OPERAÇÕES ESCUDO E VERÃO
A Operação Escudo foi desencadeada em 28 de julho, dia seguinte à morte do soldado Patrick Bastos Reis, da Rota (Rondas Ostensivas Tobias de Aguiar). O PM foi baleado durante patrulhamento em Guarujá. Ao longo da ação, que se tornou uma marca da gestão Tarcísio de Freitas (Republicanos) na segurança pública, 28 pessoas foram mortas.
Já a Operação Verão, que é acionada durante a alta temporada de turismo no litoral paulista, foi intensificada em fevereiro deste ano, oito dias após a morte do soldado Samuel Wesley Cosmo, também da Rota, durante patrulhamento de rotina em Santos.
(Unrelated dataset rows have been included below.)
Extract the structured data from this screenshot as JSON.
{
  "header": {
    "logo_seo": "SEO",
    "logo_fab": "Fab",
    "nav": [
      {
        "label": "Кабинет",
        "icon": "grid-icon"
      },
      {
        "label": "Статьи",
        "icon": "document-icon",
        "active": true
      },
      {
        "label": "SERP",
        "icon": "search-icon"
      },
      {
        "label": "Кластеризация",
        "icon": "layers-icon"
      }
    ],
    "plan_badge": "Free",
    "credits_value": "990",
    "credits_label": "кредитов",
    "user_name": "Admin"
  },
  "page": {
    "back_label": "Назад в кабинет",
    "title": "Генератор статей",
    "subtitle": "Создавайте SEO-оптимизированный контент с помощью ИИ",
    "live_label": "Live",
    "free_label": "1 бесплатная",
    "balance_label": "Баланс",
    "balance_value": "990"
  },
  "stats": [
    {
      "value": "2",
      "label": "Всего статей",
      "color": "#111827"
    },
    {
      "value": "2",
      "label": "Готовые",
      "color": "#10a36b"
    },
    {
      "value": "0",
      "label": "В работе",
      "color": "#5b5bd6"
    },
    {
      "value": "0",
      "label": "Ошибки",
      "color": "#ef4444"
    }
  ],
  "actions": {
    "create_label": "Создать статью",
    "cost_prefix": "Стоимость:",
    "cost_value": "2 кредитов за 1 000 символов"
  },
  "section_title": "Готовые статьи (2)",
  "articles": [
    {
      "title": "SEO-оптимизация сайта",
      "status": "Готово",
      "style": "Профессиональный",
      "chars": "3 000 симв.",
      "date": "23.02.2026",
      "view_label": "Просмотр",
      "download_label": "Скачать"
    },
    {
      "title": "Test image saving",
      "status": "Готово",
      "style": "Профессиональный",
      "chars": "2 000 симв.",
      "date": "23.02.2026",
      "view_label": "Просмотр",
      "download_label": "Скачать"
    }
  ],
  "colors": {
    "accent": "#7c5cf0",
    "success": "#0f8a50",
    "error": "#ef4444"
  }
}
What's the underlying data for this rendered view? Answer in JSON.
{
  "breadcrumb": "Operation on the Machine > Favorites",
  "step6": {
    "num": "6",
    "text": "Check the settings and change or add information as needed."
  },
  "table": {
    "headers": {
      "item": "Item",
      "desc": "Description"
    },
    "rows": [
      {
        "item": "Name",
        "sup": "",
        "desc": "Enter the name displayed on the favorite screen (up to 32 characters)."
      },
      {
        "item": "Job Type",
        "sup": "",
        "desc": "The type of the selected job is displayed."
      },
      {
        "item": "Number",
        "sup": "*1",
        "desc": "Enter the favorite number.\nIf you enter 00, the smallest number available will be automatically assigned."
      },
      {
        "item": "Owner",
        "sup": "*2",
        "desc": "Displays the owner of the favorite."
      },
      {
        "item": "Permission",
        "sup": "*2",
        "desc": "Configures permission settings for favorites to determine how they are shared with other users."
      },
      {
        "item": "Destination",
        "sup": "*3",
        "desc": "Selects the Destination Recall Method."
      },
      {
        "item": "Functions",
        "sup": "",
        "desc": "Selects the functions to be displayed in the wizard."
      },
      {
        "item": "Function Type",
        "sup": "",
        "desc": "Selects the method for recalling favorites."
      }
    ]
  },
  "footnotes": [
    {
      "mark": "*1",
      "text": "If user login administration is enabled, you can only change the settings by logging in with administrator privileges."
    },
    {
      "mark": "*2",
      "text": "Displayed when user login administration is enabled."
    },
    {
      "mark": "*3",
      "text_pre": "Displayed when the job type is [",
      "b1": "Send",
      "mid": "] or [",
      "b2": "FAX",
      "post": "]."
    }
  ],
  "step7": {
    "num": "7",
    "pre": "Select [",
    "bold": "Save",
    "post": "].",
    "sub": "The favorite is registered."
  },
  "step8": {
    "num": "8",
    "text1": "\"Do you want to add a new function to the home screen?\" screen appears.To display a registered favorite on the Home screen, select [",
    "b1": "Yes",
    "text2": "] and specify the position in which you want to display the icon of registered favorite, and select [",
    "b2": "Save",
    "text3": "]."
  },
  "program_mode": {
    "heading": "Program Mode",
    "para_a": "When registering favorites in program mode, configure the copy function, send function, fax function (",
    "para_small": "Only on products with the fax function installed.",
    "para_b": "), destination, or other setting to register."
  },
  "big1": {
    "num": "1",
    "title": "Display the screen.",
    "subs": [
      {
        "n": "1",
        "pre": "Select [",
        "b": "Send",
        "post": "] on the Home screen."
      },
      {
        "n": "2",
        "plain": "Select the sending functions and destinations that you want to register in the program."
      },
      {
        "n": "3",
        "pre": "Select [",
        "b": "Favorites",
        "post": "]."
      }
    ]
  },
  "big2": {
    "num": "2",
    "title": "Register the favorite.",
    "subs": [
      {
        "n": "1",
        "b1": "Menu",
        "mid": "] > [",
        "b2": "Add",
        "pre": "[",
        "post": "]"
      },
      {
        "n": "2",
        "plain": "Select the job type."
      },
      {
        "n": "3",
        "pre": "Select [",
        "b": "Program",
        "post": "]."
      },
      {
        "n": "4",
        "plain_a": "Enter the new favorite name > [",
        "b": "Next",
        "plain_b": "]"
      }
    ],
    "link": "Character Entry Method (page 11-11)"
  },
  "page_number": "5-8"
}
Oficialmente, essa fase da operação deixou um saldo de 56 mortos na região.
Em novembro de 2024, a Justiça aceitou denúncia contra dois policiais militares da Rota (Rondas Ostensivas Tobias de Aguiar) pela morte de um homem durante a Operação Verão em Santos, no litoral paulista, em 10 de fevereiro deste ano. Trata-se da quarta denúncia de crime nas operações feitas em resposta ao assassinato de PMs na Baixada Santista durante o governo Tarcísio de Freitas, e a primeira relacionada a uma ocorrência de 2024.
Dados analisados pela Ponte Jornalismo, em reportagem de Jeniffer Mendonça, mostram que de janeiro a outubro, as polícias Civil e Militar de São Paulo mataram 676 pessoas — uma alta de 66% em relação ao mesmo período do ano passado, considerando os casos em serviço e de folga.
O número já é superior aos anos inteiros de 2023, 2022 e 2021. Os dados foram divulgados pela Secretaria da Segurança Pública (SSP) na sexta-feira (29/11).
O levantamento mostra que um em cada quatro assassinatos em SP foi cometido pela polícia sob Tarcísio e Derrite.
Para Dennis Pacheco, pesquisador do Fórum Brasileiro de Segurança Pública (FBSP), os dados são “chocantes” e houve uma institucionalização da matança como política do governo. “Esse aumento da letalidade policial não foi causado por um ou dois policiais, foi causado por uma mudança de estratégia, por uma mudança de modelo de policiamento mesmo, uma mudança de percepção do que deve ser segurança pública e de ações governamentais institucionais, organizacionais nesse sentido”, afirma.
Como os dados mostram, a barbárie praticada pelo PM que jogou o rapaz da ponte em Cidade Ademar está longe de ser um caso isolado.